Myth: I need to pay a fee to register for the Diversity Visa Program.
Fact: It is completely free to register for the Diversity Visa Program. The US government does not charge a fee to register for the program, and you should not pay a visa consultant a fee to register on your behalf. Go to www.dvlottery.state.gov to sign up. It is free!
Myth: I can apply for the Diversity Visa Program more than once in the same year.
Fact: You may only apply for the Diversity Visa Program once in each program year. Individuals who submit multiple applications in the same year will be rejected and not considered for that year’s lottery.
Myth: I should use a consultancy to improve my chances of getting a student visa.
Fact: We strongly urge applicants not to use a visa consultancy when choosing a university or submitting a student visa (“F1”) application. Consultancies are mainly concerned with taking your money, not providing you with good advice about the best university for you or how to apply for a student visa. We recommend students visit the United States Education Foundation (USEF) for information on applying to US universities: http://usefnepal.org
Myth: Getting approved for a visa is all luck and depends on the mood of the Consular Officer
Fact: Decisions about US visas are based in U.S. law, not on the mood of the Consular Officer, the time of day, or any of the many other myths about the US visa process. All of our Consular Officers are highly trained and apply the same legal standards when making a decision about a visa.
Myth: Certain visa interview windows at the embassy are unlucky—especially window number nine.
Fact: Decisions about U.S. visas are based in U.S. law—not where, when, or who you interview with at the embassy. Consular Officers regularly rotate between windows and they all apply the same legal standards when considering a visa application. Please be assured you will receive the same level of service and consideration regardless of who you interview with.
Myth: I can work while I attend university in the United States.
Fact: Students attending university in the U.S. on an F1 visa may not work off-campus during the first academic year, but may accept on-campus employment subject to certain conditions and restrictions. After the first academic year, F-1 students may engage in three types of off-campus employment:
- Curricular Practical Training (CPT)
- Optional Practical Training (OPT) (pre-completion or post-completion)
- Science, Technology, Engineering, and Mathematics (STEM) Optional Practical Training Extension (OPT)
Other types of employment are illegal and will be a violation of the terms of your student visa.
Myth: The U.S. government will e-mail me to let me know if I have been selected for the Diversity Visa Program.
Fact: The U.S. government DOES NOT e-mail you about your Diversity Visa Program selection status when results are announced, and also does not charge a fee for you to find out the results of the lottery. If you receive an e-mail telling you that you have been selected for the Diversity Visa Program, it is fraudulent. When you register for the Diversity Visa Program, use your own e-mail address and write down your confirmation number.

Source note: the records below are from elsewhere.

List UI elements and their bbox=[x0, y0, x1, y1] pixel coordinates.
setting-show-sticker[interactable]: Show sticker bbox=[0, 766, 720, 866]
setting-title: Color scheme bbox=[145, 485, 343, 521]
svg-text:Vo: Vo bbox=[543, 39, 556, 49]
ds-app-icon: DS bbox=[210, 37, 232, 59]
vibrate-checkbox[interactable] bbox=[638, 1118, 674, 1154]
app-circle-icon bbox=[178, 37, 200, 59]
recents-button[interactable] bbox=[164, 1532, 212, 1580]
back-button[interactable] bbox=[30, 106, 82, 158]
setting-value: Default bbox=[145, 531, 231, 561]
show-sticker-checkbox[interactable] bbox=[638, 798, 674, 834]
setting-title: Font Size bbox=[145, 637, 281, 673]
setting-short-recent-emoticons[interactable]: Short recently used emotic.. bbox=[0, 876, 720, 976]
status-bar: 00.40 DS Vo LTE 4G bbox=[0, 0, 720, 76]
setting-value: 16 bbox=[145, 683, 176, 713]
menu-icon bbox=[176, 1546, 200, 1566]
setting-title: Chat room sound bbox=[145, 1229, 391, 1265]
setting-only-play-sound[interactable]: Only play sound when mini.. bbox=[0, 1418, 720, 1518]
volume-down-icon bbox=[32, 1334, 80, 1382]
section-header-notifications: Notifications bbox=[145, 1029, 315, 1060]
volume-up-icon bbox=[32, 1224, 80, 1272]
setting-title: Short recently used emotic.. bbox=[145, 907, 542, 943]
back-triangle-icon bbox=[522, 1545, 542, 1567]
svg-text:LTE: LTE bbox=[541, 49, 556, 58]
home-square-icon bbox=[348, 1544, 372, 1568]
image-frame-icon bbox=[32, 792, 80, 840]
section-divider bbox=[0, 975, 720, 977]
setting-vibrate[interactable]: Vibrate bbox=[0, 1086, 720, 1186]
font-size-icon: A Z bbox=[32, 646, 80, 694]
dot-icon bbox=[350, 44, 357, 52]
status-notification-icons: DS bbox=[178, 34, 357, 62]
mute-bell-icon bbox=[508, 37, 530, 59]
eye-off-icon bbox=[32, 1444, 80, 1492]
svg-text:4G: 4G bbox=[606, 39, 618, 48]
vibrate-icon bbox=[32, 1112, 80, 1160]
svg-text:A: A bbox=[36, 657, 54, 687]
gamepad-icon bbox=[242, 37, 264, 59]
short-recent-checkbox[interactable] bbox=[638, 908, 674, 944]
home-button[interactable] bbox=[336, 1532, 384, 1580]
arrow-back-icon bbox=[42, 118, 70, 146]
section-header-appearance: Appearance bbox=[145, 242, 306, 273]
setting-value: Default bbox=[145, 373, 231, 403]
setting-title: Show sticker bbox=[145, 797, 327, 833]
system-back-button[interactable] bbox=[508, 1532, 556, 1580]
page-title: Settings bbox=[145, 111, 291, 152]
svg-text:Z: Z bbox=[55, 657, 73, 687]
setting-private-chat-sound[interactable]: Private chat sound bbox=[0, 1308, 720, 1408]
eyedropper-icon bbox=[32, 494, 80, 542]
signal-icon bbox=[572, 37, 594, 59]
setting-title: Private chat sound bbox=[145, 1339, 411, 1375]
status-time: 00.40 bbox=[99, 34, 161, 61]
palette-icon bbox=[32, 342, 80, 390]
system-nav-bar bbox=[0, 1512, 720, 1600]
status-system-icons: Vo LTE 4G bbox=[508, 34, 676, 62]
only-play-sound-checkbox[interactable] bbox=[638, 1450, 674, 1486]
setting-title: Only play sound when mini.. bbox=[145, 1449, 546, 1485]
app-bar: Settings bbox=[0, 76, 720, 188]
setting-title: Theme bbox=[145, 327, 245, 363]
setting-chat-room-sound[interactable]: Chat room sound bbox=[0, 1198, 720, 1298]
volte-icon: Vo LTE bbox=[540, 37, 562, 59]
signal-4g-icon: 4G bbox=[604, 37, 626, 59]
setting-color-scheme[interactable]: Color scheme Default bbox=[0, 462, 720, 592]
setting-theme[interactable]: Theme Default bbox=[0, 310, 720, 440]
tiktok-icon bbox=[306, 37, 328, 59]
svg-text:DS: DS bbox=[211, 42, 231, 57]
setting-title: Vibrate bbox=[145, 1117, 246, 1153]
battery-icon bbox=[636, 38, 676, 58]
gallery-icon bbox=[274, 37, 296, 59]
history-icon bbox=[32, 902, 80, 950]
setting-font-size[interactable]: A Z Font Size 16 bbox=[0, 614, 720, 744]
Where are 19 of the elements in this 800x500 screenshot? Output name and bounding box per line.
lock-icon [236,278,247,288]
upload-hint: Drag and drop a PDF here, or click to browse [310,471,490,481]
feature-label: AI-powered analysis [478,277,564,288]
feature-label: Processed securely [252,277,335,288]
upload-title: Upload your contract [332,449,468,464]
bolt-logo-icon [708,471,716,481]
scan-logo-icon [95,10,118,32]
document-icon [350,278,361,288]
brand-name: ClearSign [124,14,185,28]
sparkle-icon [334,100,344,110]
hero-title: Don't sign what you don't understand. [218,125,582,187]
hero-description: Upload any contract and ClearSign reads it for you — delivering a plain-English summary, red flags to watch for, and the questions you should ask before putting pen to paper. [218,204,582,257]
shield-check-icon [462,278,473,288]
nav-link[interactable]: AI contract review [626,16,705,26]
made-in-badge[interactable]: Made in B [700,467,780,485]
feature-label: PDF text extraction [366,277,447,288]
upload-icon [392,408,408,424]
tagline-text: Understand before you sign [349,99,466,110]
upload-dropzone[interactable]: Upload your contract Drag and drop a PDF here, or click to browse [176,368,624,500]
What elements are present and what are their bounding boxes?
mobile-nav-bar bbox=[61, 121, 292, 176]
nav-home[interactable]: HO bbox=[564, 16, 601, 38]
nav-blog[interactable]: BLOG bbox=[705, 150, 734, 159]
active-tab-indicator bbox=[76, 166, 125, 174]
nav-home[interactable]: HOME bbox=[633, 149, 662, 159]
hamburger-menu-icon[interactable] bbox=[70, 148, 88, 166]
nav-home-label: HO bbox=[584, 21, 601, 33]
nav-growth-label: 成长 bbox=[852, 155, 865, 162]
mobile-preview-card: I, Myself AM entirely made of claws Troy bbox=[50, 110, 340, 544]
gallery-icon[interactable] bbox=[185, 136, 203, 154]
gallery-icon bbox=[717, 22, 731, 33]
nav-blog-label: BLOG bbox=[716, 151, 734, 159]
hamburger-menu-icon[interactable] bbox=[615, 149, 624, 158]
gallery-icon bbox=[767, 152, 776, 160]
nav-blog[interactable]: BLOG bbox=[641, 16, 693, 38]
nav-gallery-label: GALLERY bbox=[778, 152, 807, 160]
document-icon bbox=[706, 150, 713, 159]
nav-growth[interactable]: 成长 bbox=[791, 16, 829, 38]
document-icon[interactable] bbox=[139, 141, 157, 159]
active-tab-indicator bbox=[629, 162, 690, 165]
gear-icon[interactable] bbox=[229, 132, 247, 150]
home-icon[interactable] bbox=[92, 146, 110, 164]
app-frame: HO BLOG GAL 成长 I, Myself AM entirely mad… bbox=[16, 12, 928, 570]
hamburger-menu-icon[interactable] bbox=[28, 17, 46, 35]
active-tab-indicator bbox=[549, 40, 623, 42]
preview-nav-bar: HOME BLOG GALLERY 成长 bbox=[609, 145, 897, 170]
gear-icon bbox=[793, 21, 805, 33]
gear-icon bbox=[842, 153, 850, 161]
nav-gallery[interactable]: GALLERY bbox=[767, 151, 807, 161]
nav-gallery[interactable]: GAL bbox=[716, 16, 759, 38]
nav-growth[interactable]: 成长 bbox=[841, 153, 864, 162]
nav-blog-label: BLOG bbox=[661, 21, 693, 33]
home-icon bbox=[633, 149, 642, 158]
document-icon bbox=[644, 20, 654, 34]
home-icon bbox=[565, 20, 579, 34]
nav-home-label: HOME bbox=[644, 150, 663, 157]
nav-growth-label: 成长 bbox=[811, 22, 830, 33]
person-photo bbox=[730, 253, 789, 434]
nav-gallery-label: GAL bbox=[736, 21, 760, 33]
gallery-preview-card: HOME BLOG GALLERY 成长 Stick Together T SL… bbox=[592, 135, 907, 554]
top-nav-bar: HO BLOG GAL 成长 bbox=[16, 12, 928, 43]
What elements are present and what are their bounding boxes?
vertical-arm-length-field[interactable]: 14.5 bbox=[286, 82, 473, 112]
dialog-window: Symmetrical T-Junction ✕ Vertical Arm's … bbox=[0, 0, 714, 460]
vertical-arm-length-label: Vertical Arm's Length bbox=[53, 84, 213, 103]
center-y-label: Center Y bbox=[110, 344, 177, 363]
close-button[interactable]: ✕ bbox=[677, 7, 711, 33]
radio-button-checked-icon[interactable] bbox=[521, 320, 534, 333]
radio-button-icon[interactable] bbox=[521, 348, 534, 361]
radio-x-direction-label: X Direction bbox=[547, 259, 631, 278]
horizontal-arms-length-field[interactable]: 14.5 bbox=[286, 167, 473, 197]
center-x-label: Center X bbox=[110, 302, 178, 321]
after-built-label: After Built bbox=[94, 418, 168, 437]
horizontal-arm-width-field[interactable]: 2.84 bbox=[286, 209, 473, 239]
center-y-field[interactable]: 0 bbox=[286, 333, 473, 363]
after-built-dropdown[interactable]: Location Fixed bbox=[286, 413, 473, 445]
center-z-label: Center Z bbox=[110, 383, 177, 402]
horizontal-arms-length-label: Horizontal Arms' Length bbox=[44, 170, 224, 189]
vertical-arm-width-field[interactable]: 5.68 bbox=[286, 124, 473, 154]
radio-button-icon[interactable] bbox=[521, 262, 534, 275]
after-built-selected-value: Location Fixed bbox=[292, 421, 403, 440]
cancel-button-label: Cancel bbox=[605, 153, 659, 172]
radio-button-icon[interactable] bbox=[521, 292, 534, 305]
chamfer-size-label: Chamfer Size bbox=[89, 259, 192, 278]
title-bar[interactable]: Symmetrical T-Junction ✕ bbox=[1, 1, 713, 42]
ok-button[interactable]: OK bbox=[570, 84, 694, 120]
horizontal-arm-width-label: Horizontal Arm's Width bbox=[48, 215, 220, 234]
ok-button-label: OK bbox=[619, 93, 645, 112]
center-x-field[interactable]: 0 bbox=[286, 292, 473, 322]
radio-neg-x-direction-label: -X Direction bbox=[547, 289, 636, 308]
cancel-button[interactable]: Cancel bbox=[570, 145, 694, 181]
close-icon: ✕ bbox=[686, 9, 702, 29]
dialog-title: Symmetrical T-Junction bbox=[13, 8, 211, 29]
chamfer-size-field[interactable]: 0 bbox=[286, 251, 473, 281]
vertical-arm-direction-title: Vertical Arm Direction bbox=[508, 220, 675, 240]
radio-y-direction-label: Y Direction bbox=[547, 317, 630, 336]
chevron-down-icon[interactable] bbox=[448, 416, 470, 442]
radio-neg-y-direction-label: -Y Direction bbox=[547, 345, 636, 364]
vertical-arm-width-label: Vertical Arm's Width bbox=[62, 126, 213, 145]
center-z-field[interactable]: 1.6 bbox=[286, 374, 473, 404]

You can check your results at www.dvlottery.state.gov–for free!
Myth: The U.S. State Department makes a profit from visa application fees.
Fact: The U.S. State Department does not make a profit from visa application fees. All of our consular activities are fee-funded, meaning the fees you pay to apply for a visa go towards paying for the processing of your application, the interview, and the Consular Officers’ time. These fees vary from time-to-time based on the cost of processing the applications. (Note: SEVIS fees are not collected by the U.S. Department of State and are not related to visa applications. They pay for the SEVIS system itself, which is managed by the Department of Homeland Security.)
Myth: It is easier to get a student visa if I apply to certain universities or particulars fields of study.
Fact: There’s no magic formula or special major to help you get a student visa to study in the U.S. The requirements for student visas are the same for all majors, interests, universities and levels of education (B.A., M.A., Ph.D., etc.). To qualify for a student visa, you only need to demonstrate three things: 1.) that you intend to study and will not use the visa for any other purpose (work, etc.); 2.) that you intend to depart the United States after completion of your studies; and 3.) that you can pay for your studies.
Myth: If I am rejected for a student visa once, I should change my university to increase my chances of being approved in the future.
Fact: All applicants who are refused a student visa in Nepal are provided with a yellow sheet that explains the U.S. legal requirements for an F1 visa. The reason(s) for an applicant’s refusal will be circled by the Consular Officer on this sheet. If you are reapplying, you must be able to specifically address the issue(s) the consular officer circled on your refusal sheet and demonstrate how you now meet the requirements for a U.S. student visa. While you are free to change your major or chosen university, that is not required and is not likely on its own to be enough to overcome a previous refusal.
Myth: I can work or sell products in the United States if I visit on a tourist B1/B2 visa.
Fact: You are not legally permitted to take a job—part time or full time—or sell products when visiting the United Stated on a tourist B1/B2 visa.
Myth: If I have family in the U.S, I will never qualify for a student visa.
Fact: It is certainly possible to qualify for a student visa if you have family in the U.S. In your interview, however, you will need to be able to convince the Consular Officer that you only intend to be a student and are not simply seeking to get a student visa so you can go live permanently with the family you have in the U.S.